To find the complete solution of x between 0 and 2π, we set:
3x = π/4 + 2kπ, where k is an integer, or
3x = 3π/4 + 2kπ
For the first case,
x=π/12, π/12+(2π/3) or π/12+(4π/3)
=π/12, 3π/4, 17π/12
For the second case,
x=π/4, π/4+(2π/3) or π/4+(4π/3)
=π/4, 11π/12, 19π/12
So the solution set is:
x={π/12, π/4, 3π/4, 11π/12, 17π/12, 19π/12 }
Graph the function sin(3x) and convince yourself that there are indeed six roots to the given equation.

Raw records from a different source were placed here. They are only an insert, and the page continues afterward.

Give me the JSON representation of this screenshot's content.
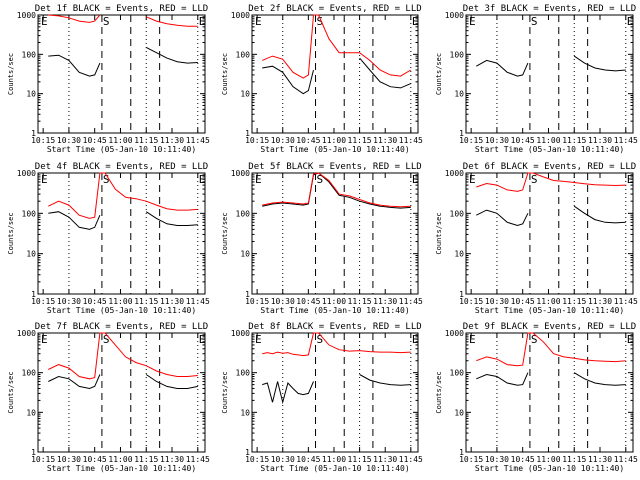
{
  "chart_data": [
    {
      "type": "line",
      "title": "Det 1f BLACK = Events, RED = LLD",
      "xlabel": "Start Time (05-Jan-10 10:11:40)",
      "ylabel": "Counts/sec",
      "xtick_labels": [
        "10:15",
        "10:30",
        "10:45",
        "11:00",
        "11:15",
        "11:30",
        "11:45"
      ],
      "ytick_labels": [
        "1",
        "10",
        "100",
        "1000"
      ],
      "ylim": [
        1,
        1000
      ],
      "yscale": "log",
      "markers": [
        "E",
        "S",
        "E"
      ],
      "series": [
        {
          "color": "#000000",
          "x": [
            10.3,
            10.4,
            10.5,
            10.6,
            10.7,
            10.75,
            10.8,
            10.85,
            10.95,
            11.05,
            11.15,
            11.25,
            11.35,
            11.45,
            11.55,
            11.65,
            11.75
          ],
          "y": [
            90,
            95,
            70,
            35,
            28,
            30,
            60,
            null,
            null,
            null,
            null,
            150,
            110,
            80,
            65,
            60,
            62
          ]
        },
        {
          "color": "#ff0000",
          "x": [
            10.3,
            10.4,
            10.5,
            10.6,
            10.7,
            10.75,
            10.8,
            10.85,
            10.95,
            11.05,
            11.15,
            11.25,
            11.35,
            11.45,
            11.55,
            11.65,
            11.75
          ],
          "y": [
            1000,
            950,
            850,
            700,
            650,
            700,
            1000,
            null,
            null,
            null,
            null,
            900,
            700,
            600,
            550,
            520,
            520
          ]
        }
      ]
    },
    {
      "type": "line",
      "title": "Det 2f BLACK = Events, RED = LLD",
      "xlabel": "Start Time (05-Jan-10 10:11:40)",
      "ylabel": "Counts/sec",
      "xtick_labels": [
        "10:15",
        "10:30",
        "10:45",
        "11:00",
        "11:15",
        "11:30",
        "11:45"
      ],
      "ytick_labels": [
        "1",
        "10",
        "100",
        "1000"
      ],
      "ylim": [
        1,
        1000
      ],
      "yscale": "log",
      "markers": [
        "E",
        "S",
        "E"
      ],
      "series": [
        {
          "color": "#000000",
          "x": [
            10.3,
            10.4,
            10.5,
            10.6,
            10.7,
            10.75,
            10.8,
            10.85,
            10.95,
            11.05,
            11.15,
            11.25,
            11.35,
            11.45,
            11.55,
            11.65,
            11.75
          ],
          "y": [
            45,
            50,
            35,
            15,
            10,
            12,
            40,
            null,
            null,
            null,
            null,
            80,
            40,
            20,
            15,
            14,
            18
          ]
        },
        {
          "color": "#ff0000",
          "x": [
            10.3,
            10.4,
            10.5,
            10.6,
            10.7,
            10.75,
            10.8,
            10.85,
            10.95,
            11.05,
            11.15,
            11.25,
            11.35,
            11.45,
            11.55,
            11.65,
            11.75
          ],
          "y": [
            70,
            90,
            75,
            35,
            25,
            30,
            1000,
            1000,
            250,
            110,
            110,
            110,
            70,
            40,
            30,
            28,
            40
          ]
        }
      ]
    },
    {
      "type": "line",
      "title": "Det 3f BLACK = Events, RED = LLD",
      "xlabel": "Start Time (05-Jan-10 10:11:40)",
      "ylabel": "Counts/sec",
      "xtick_labels": [
        "10:15",
        "10:30",
        "10:45",
        "11:00",
        "11:15",
        "11:30",
        "11:45"
      ],
      "ytick_labels": [
        "1",
        "10",
        "100",
        "1000"
      ],
      "ylim": [
        1,
        1000
      ],
      "yscale": "log",
      "markers": [
        "E",
        "S",
        "E"
      ],
      "series": [
        {
          "color": "#000000",
          "x": [
            10.3,
            10.4,
            10.5,
            10.6,
            10.7,
            10.75,
            10.8,
            10.85,
            10.95,
            11.05,
            11.15,
            11.25,
            11.35,
            11.45,
            11.55,
            11.65,
            11.75
          ],
          "y": [
            50,
            70,
            60,
            35,
            28,
            30,
            60,
            null,
            null,
            null,
            null,
            90,
            60,
            45,
            40,
            38,
            40
          ]
        }
      ]
    },
    {
      "type": "line",
      "title": "Det 4f BLACK = Events, RED = LLD",
      "xlabel": "Start Time (05-Jan-10 10:11:40)",
      "ylabel": "Counts/sec",
      "xtick_labels": [
        "10:15",
        "10:30",
        "10:45",
        "11:00",
        "11:15",
        "11:30",
        "11:45"
      ],
      "ytick_labels": [
        "1",
        "10",
        "100",
        "1000"
      ],
      "ylim": [
        1,
        1000
      ],
      "yscale": "log",
      "markers": [
        "E",
        "S",
        "E"
      ],
      "series": [
        {
          "color": "#000000",
          "x": [
            10.3,
            10.4,
            10.5,
            10.6,
            10.7,
            10.75,
            10.8,
            10.85,
            10.95,
            11.05,
            11.15,
            11.25,
            11.35,
            11.45,
            11.55,
            11.65,
            11.75
          ],
          "y": [
            100,
            110,
            80,
            45,
            40,
            45,
            90,
            null,
            null,
            null,
            null,
            110,
            75,
            55,
            50,
            50,
            52
          ]
        },
        {
          "color": "#ff0000",
          "x": [
            10.3,
            10.4,
            10.5,
            10.6,
            10.7,
            10.75,
            10.8,
            10.85,
            10.95,
            11.05,
            11.15,
            11.25,
            11.35,
            11.45,
            11.55,
            11.65,
            11.75
          ],
          "y": [
            150,
            200,
            160,
            90,
            75,
            80,
            1000,
            1000,
            400,
            250,
            230,
            200,
            160,
            130,
            120,
            120,
            125
          ]
        }
      ]
    },
    {
      "type": "line",
      "title": "Det 5f BLACK = Events, RED = LLD",
      "xlabel": "Start Time (05-Jan-10 10:11:40)",
      "ylabel": "Counts/sec",
      "xtick_labels": [
        "10:15",
        "10:30",
        "10:45",
        "11:00",
        "11:15",
        "11:30",
        "11:45"
      ],
      "ytick_labels": [
        "1",
        "10",
        "100",
        "1000"
      ],
      "ylim": [
        1,
        1000
      ],
      "yscale": "log",
      "markers": [
        "E",
        "S",
        "E"
      ],
      "series": [
        {
          "color": "#000000",
          "x": [
            10.3,
            10.4,
            10.5,
            10.6,
            10.7,
            10.75,
            10.8,
            10.85,
            10.95,
            11.05,
            11.15,
            11.25,
            11.35,
            11.45,
            11.55,
            11.65,
            11.75
          ],
          "y": [
            150,
            170,
            180,
            170,
            160,
            170,
            900,
            1000,
            600,
            280,
            250,
            200,
            170,
            150,
            140,
            135,
            140
          ]
        },
        {
          "color": "#ff0000",
          "x": [
            10.3,
            10.4,
            10.5,
            10.6,
            10.7,
            10.75,
            10.8,
            10.85,
            10.95,
            11.05,
            11.15,
            11.25,
            11.35,
            11.45,
            11.55,
            11.65,
            11.75
          ],
          "y": [
            160,
            180,
            190,
            180,
            170,
            180,
            950,
            1000,
            650,
            300,
            270,
            220,
            180,
            160,
            150,
            145,
            150
          ]
        }
      ]
    },
    {
      "type": "line",
      "title": "Det 6f BLACK = Events, RED = LLD",
      "xlabel": "Start Time (05-Jan-10 10:11:40)",
      "ylabel": "Counts/sec",
      "xtick_labels": [
        "10:15",
        "10:30",
        "10:45",
        "11:00",
        "11:15",
        "11:30",
        "11:45"
      ],
      "ytick_labels": [
        "1",
        "10",
        "100",
        "1000"
      ],
      "ylim": [
        1,
        1000
      ],
      "yscale": "log",
      "markers": [
        "E",
        "S",
        "E"
      ],
      "series": [
        {
          "color": "#000000",
          "x": [
            10.3,
            10.4,
            10.5,
            10.6,
            10.7,
            10.75,
            10.8,
            10.85,
            10.95,
            11.05,
            11.15,
            11.25,
            11.35,
            11.45,
            11.55,
            11.65,
            11.75
          ],
          "y": [
            90,
            120,
            100,
            60,
            50,
            55,
            100,
            null,
            null,
            null,
            null,
            150,
            100,
            70,
            60,
            58,
            60
          ]
        },
        {
          "color": "#ff0000",
          "x": [
            10.3,
            10.4,
            10.5,
            10.6,
            10.7,
            10.75,
            10.8,
            10.85,
            10.95,
            11.05,
            11.15,
            11.25,
            11.35,
            11.45,
            11.55,
            11.65,
            11.75
          ],
          "y": [
            450,
            550,
            500,
            380,
            350,
            380,
            1000,
            1000,
            800,
            650,
            620,
            580,
            540,
            510,
            500,
            490,
            500
          ]
        }
      ]
    },
    {
      "type": "line",
      "title": "Det 7f BLACK = Events, RED = LLD",
      "xlabel": "Start Time (05-Jan-10 10:11:40)",
      "ylabel": "Counts/sec",
      "xtick_labels": [
        "10:15",
        "10:30",
        "10:45",
        "11:00",
        "11:15",
        "11:30",
        "11:45"
      ],
      "ytick_labels": [
        "1",
        "10",
        "100",
        "1000"
      ],
      "ylim": [
        1,
        1000
      ],
      "yscale": "log",
      "markers": [
        "E",
        "S",
        "E"
      ],
      "series": [
        {
          "color": "#000000",
          "x": [
            10.3,
            10.4,
            10.5,
            10.6,
            10.7,
            10.75,
            10.8,
            10.85,
            10.95,
            11.05,
            11.15,
            11.25,
            11.35,
            11.45,
            11.55,
            11.65,
            11.75
          ],
          "y": [
            60,
            80,
            70,
            45,
            40,
            45,
            90,
            null,
            null,
            null,
            null,
            90,
            60,
            45,
            40,
            40,
            45
          ]
        },
        {
          "color": "#ff0000",
          "x": [
            10.3,
            10.4,
            10.5,
            10.6,
            10.7,
            10.75,
            10.8,
            10.85,
            10.95,
            11.05,
            11.15,
            11.25,
            11.35,
            11.45,
            11.55,
            11.65,
            11.75
          ],
          "y": [
            120,
            160,
            130,
            80,
            70,
            75,
            1000,
            1000,
            500,
            250,
            180,
            150,
            110,
            90,
            80,
            80,
            85
          ]
        }
      ]
    },
    {
      "type": "line",
      "title": "Det 8f BLACK = Events, RED = LLD",
      "xlabel": "Start Time (05-Jan-10 10:11:40)",
      "ylabel": "Counts/sec",
      "xtick_labels": [
        "10:15",
        "10:30",
        "10:45",
        "11:00",
        "11:15",
        "11:30",
        "11:45"
      ],
      "ytick_labels": [
        "1",
        "10",
        "100",
        "1000"
      ],
      "ylim": [
        1,
        1000
      ],
      "yscale": "log",
      "markers": [
        "E",
        "S",
        "E"
      ],
      "series": [
        {
          "color": "#000000",
          "x": [
            10.3,
            10.35,
            10.4,
            10.45,
            10.5,
            10.55,
            10.6,
            10.65,
            10.7,
            10.75,
            10.8,
            10.85,
            10.95,
            11.05,
            11.15,
            11.25,
            11.35,
            11.45,
            11.55,
            11.65,
            11.75
          ],
          "y": [
            50,
            55,
            18,
            60,
            18,
            55,
            40,
            30,
            28,
            30,
            60,
            null,
            null,
            null,
            null,
            90,
            65,
            55,
            50,
            48,
            50
          ]
        },
        {
          "color": "#ff0000",
          "x": [
            10.3,
            10.35,
            10.4,
            10.45,
            10.5,
            10.55,
            10.6,
            10.65,
            10.7,
            10.75,
            10.8,
            10.85,
            10.95,
            11.05,
            11.15,
            11.25,
            11.35,
            11.45,
            11.55,
            11.65,
            11.75
          ],
          "y": [
            300,
            320,
            300,
            330,
            310,
            320,
            290,
            280,
            270,
            280,
            1000,
            1000,
            500,
            380,
            350,
            360,
            340,
            330,
            330,
            320,
            330
          ]
        }
      ]
    },
    {
      "type": "line",
      "title": "Det 9f BLACK = Events, RED = LLD",
      "xlabel": "Start Time (05-Jan-10 10:11:40)",
      "ylabel": "Counts/sec",
      "xtick_labels": [
        "10:15",
        "10:30",
        "10:45",
        "11:00",
        "11:15",
        "11:30",
        "11:45"
      ],
      "ytick_labels": [
        "1",
        "10",
        "100",
        "1000"
      ],
      "ylim": [
        1,
        1000
      ],
      "yscale": "log",
      "markers": [
        "E",
        "S",
        "E"
      ],
      "series": [
        {
          "color": "#000000",
          "x": [
            10.3,
            10.4,
            10.5,
            10.6,
            10.7,
            10.75,
            10.8,
            10.85,
            10.95,
            11.05,
            11.15,
            11.25,
            11.35,
            11.45,
            11.55,
            11.65,
            11.75
          ],
          "y": [
            70,
            90,
            80,
            55,
            48,
            50,
            100,
            null,
            null,
            null,
            null,
            100,
            70,
            55,
            50,
            48,
            50
          ]
        },
        {
          "color": "#ff0000",
          "x": [
            10.3,
            10.4,
            10.5,
            10.6,
            10.7,
            10.75,
            10.8,
            10.85,
            10.95,
            11.05,
            11.15,
            11.25,
            11.35,
            11.45,
            11.55,
            11.65,
            11.75
          ],
          "y": [
            200,
            250,
            220,
            160,
            150,
            155,
            1000,
            1000,
            600,
            300,
            250,
            230,
            210,
            200,
            195,
            190,
            200
          ]
        }
      ]
    }
  ]
}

To solve the equation sin(3x) = √2/2 over the interval [0, 2π), you can follow these steps:
1. Start by finding the inverse of the sine function. Since sin(x) = √2/2, you can find the angle x in the unit circle where the sine is √2/2. This angle is π/4 (or 45°).
2. Now, you need to find all the solutions in the given interval [0, 2π) that satisfy sin(3x) = √2/2.
3. Divide the interval [0, 2π) into two parts: [0, π) and [π, 2π).
4. In the first interval [0, π), find the angles that satisfy sin(3x) = √2/2. Since sin(x) is a periodic function, you can find the solutions by solving 3x = π/4. Divide both sides by 3 to get the value of x: x = π/12.
5. In the second interval [π, 2π), find the angles that satisfy sin(3x) = √2/2. Again, you solve 3x = π/4. However, since you are in the second interval, you need to add π to the solutions obtained in the first interval: x = π/12 + π = (13π)/12.
6. Therefore, the solutions in the interval [0, 2π) that satisfy sin(3x) = √2/2 are x = π/12 and x = (13π)/12.
So, the solutions in the interval [0, 2π) for the equation sin(3x) = √2/2 are x = π/12 and x = (13π)/12.